Les deux fiancés revinrent ensemble à Nazareth. Là, ils se séparèrent, en attendant le jour nuptial, et chacun rentra dans sa modeste demeure. Suivant une aimable légende, le grand prêtre avait donné pour compagnes, à Marie, sept jeunes vierges élevées avec elle dans le temple, et leur avait confié à toutes une certaine quantité de lin, de soi, d’hyacinthe, de bysse, et de pourpre, qu’elles devaient filer pour le service des autels. Elles convinrent de tirer au sort, entre ces divers travaux, celui dont chacune aurait la tâche. La pourpre échut à Marie : « La pourpre ne tombe qu’aux souverains », s’écrièrent en riant les jeunes filles, et elles appelèrent aussitôt Marie, la Reine des Vierges. - « Vous ne saviez pas si bien dire, leur répliqua un ange descendu au milieu d’elles, et votre parole sera l’accomplissement de toutes les prophéties. » - A la voix et à l’aspect de l’ange, les vierges tombèrent prosternées de terreur, le visage contre terre ; mais en se relevant, elles ne virent plus que la douce figure de Marie, qui priait avec ferveur.
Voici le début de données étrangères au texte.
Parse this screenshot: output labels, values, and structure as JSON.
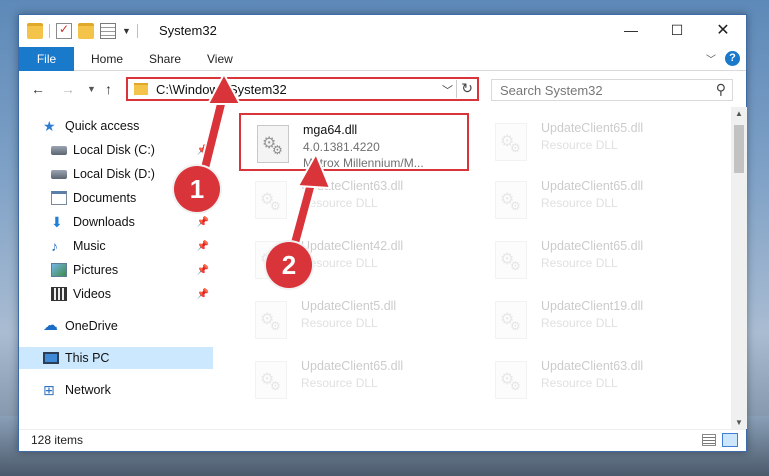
{
  "window": {
    "title": "System32"
  },
  "ribbon": {
    "tabs": [
      "File",
      "Home",
      "Share",
      "View"
    ]
  },
  "address": {
    "path": "C:\\Windows\\System32"
  },
  "search": {
    "placeholder": "Search System32"
  },
  "sidebar": {
    "items": [
      {
        "label": "Quick access",
        "icon": "star-icon",
        "pinned": false
      },
      {
        "label": "Local Disk (C:)",
        "icon": "disk-icon",
        "pinned": true
      },
      {
        "label": "Local Disk (D:)",
        "icon": "disk-icon",
        "pinned": true
      },
      {
        "label": "Documents",
        "icon": "documents-icon",
        "pinned": true
      },
      {
        "label": "Downloads",
        "icon": "downloads-icon",
        "pinned": true
      },
      {
        "label": "Music",
        "icon": "music-icon",
        "pinned": true
      },
      {
        "label": "Pictures",
        "icon": "pictures-icon",
        "pinned": true
      },
      {
        "label": "Videos",
        "icon": "videos-icon",
        "pinned": true
      },
      {
        "label": "OneDrive",
        "icon": "onedrive-icon",
        "pinned": false
      },
      {
        "label": "This PC",
        "icon": "pc-icon",
        "pinned": false,
        "selected": true
      },
      {
        "label": "Network",
        "icon": "network-icon",
        "pinned": false
      }
    ]
  },
  "files": [
    {
      "name": "mga64.dll",
      "line1": "4.0.1381.4220",
      "line2": "Matrox Millennium/M...",
      "highlighted": true
    },
    {
      "name": "UpdateClient65.dll",
      "line1": "Resource DLL"
    },
    {
      "name": "UpdateClient63.dll",
      "line1": "Resource DLL"
    },
    {
      "name": "UpdateClient65.dll",
      "line1": "Resource DLL"
    },
    {
      "name": "UpdateClient42.dll",
      "line1": "Resource DLL"
    },
    {
      "name": "UpdateClient65.dll",
      "line1": "Resource DLL"
    },
    {
      "name": "UpdateClient5.dll",
      "line1": "Resource DLL"
    },
    {
      "name": "UpdateClient19.dll",
      "line1": "Resource DLL"
    },
    {
      "name": "UpdateClient65.dll",
      "line1": "Resource DLL"
    },
    {
      "name": "UpdateClient63.dll",
      "line1": "Resource DLL"
    }
  ],
  "status": {
    "item_count": "128 items"
  },
  "annotations": {
    "step1": "1",
    "step2": "2",
    "color": "#d9343a"
  }
}
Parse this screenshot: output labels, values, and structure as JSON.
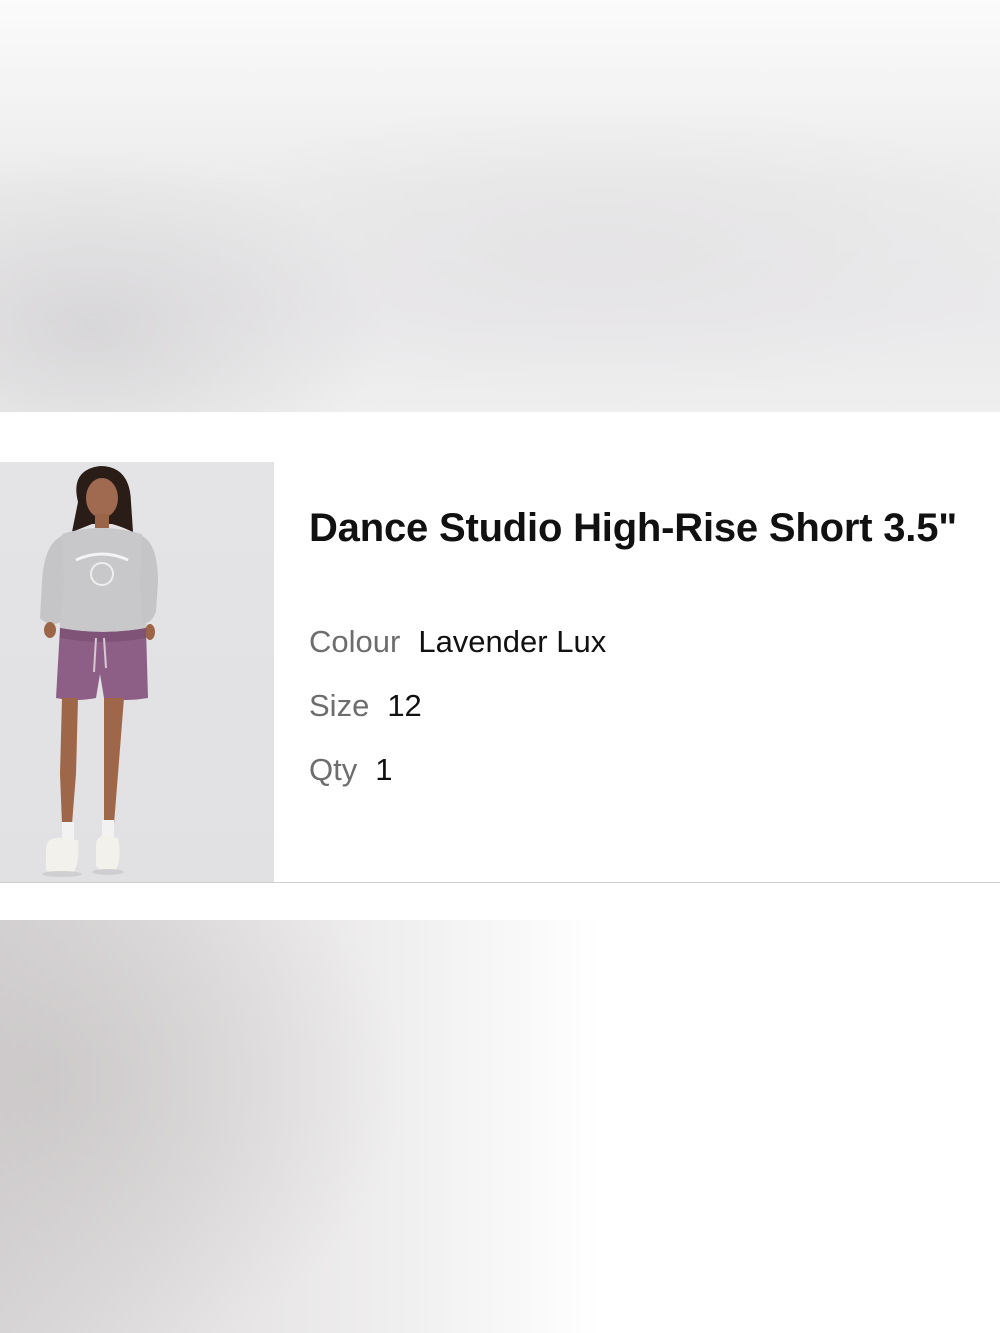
{
  "product": {
    "title": "Dance Studio High-Rise Short 3.5\"",
    "image_alt": "Model wearing lavender shorts and grey sweatshirt",
    "attributes": [
      {
        "label": "Colour",
        "value": "Lavender Lux"
      },
      {
        "label": "Size",
        "value": "12"
      },
      {
        "label": "Qty",
        "value": "1"
      }
    ]
  },
  "colors": {
    "shorts": "#8e5f86",
    "sweatshirt": "#c9c9cb",
    "background": "#e3e3e5"
  }
}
Deux mois s’écoulèrent. Le 23 janvier, date consacrée à la commémoration de l’Eglise, deux cortèges, précédés d’un chœur de musiciens, sortirent à la fois, l’un de la maison de Joseph, l’autre de celle de Marie. Outre les dix jeunes gens, amis de l’époux, et les dix jeunes filles, tenant à la main des lampes allumées, qui accompagnaient officiellement le fiancé et la fiancée, un grand nombre de parents, entre autres tous ceux nommés dans l’Evangile, et, selon l’usage du pays, beaucoup d’amis et de voisins, grossissaient chaque cortège. Les deux fiancés, richement vêtus et couronnés de fleurs, se réunirent sous le dais nuptial. Là, un rabbin prit la main droite de Marie, la mit dans la main droite de Joseph et dit : « Que le Dieu d’Abraham, le Dieu d’Isaac et le Dieu de Jacob, soit avec vous ! Que lui-même vous unisse, et qu’il répande sur vous l’abondance de ses bénédictions ! »

Tous étaient dans l’admiration, mais le ciel seul avait le secret d’un tel mariage. Aussi est-il à croire que les anges se chargèrent de le chanter, et qu’ils répétèrent sur les deux époux les paroles du Cantique, épithalame de toutes les noces divines.